Uncoupling protein-1 is protective of bone mass under mild cold stress conditions

Brown adipose tissue (BAT), largely controlled by the sympathetic nervous system (SNS), has the ability to dissipate energy in the form of heat through the actions of uncoupling protein-1 (UCP-1), thereby critically influencing energy expenditure. Besides BAT, the SNS also strongly influences bone, and recent studies have demonstrated a positive correlation between BAT activity and bone mass, albeit the interactions between BAT and bone remain unclear. Here we show that UCP-1 is critical for protecting bone mass in mice under conditions of permanent mild cold stress for this species (22 °C).

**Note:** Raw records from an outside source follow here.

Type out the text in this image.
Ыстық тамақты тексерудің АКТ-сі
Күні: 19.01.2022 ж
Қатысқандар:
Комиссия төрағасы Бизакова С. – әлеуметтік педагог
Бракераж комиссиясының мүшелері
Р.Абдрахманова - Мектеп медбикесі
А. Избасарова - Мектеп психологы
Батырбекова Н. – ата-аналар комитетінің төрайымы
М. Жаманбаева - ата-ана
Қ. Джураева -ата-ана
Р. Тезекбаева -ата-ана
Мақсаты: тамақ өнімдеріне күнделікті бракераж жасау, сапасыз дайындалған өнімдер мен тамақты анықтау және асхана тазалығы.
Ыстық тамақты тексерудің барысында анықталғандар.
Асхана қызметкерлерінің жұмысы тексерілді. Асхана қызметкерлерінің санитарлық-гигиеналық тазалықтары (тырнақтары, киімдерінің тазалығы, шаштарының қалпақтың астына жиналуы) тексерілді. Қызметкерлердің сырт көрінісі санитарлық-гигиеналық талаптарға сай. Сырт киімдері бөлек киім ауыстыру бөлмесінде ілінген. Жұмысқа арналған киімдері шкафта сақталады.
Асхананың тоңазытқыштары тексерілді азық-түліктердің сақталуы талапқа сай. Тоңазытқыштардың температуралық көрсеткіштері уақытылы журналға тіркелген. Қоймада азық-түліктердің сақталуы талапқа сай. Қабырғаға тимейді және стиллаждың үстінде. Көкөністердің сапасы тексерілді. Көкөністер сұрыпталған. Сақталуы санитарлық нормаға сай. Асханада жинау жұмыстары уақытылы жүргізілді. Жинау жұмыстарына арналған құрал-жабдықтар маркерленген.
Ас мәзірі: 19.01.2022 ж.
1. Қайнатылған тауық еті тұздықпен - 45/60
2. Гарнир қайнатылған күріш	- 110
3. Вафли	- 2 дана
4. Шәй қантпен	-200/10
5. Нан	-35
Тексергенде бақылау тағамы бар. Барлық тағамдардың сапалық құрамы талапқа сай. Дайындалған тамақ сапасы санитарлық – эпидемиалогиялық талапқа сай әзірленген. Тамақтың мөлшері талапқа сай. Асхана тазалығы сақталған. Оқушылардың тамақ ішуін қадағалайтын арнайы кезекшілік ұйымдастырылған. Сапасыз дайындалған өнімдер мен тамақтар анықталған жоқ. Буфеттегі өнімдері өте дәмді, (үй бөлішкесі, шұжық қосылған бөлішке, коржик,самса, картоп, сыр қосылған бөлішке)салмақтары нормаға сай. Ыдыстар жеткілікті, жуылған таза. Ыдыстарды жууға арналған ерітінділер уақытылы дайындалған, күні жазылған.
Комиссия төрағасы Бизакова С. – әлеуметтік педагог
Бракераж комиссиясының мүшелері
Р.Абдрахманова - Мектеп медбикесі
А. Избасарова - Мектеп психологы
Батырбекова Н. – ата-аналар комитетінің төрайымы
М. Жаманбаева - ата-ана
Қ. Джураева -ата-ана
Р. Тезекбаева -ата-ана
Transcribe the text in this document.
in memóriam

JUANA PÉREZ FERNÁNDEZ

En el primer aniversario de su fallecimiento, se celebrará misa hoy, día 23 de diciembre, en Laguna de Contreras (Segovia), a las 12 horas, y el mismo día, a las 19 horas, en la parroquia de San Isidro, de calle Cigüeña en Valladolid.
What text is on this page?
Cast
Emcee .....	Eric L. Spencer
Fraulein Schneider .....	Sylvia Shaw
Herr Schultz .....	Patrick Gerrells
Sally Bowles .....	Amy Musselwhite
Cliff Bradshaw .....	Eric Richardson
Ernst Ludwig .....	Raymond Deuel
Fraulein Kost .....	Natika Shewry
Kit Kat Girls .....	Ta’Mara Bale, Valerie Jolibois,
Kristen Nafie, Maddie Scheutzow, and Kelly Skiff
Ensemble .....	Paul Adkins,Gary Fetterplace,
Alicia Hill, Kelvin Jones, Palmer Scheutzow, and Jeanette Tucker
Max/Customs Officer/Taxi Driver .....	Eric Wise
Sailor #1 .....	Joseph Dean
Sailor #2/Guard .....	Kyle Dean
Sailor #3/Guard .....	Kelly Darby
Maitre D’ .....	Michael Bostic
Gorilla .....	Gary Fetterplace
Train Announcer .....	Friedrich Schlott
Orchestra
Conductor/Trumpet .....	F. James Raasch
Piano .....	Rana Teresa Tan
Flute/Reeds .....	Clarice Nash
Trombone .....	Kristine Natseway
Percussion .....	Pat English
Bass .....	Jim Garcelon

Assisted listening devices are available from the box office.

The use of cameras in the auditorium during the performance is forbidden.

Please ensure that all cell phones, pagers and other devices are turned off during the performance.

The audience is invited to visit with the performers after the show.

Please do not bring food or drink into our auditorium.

UCP-1^−/− mice housed at 22 °C showed significantly lower cancellous bone mass, with lower trabecular number and thickness, a lower bone formation rate and mineralising surface, but unaltered osteoclast number, compared to wild type mice housed at the same temperature. UCP-1^−/− mice also displayed shorter femurs than wild types, with smaller cortical periosteal and endocortical perimeters. Importantly, these altered bone phenotypes were not observed when UCP-1^−/− and wild type mice were housed in thermo-neutral conditions (29 °C), indicating a UCP-1 dependent support of bone mass and bone formation at the lower temperature. Furthermore, at 22 °C UCP-1^−/− mice showed elevated hypothalamic expression of neuropeptide Y (NPY) relative to wild type, which is consistent with the lower bone formation and mass of UCP-1^−/− mice at 22 °C caused by the catabolic effects of hypothalamic NPY-induced SNS modulation. The results from this study suggest that during mild cold stress, when BAT-dependent thermogenesis is required, UCP-1 activity exerts a protective effect on bone mass possibly through alterations in central NPY pathways known to regulate SNS activity.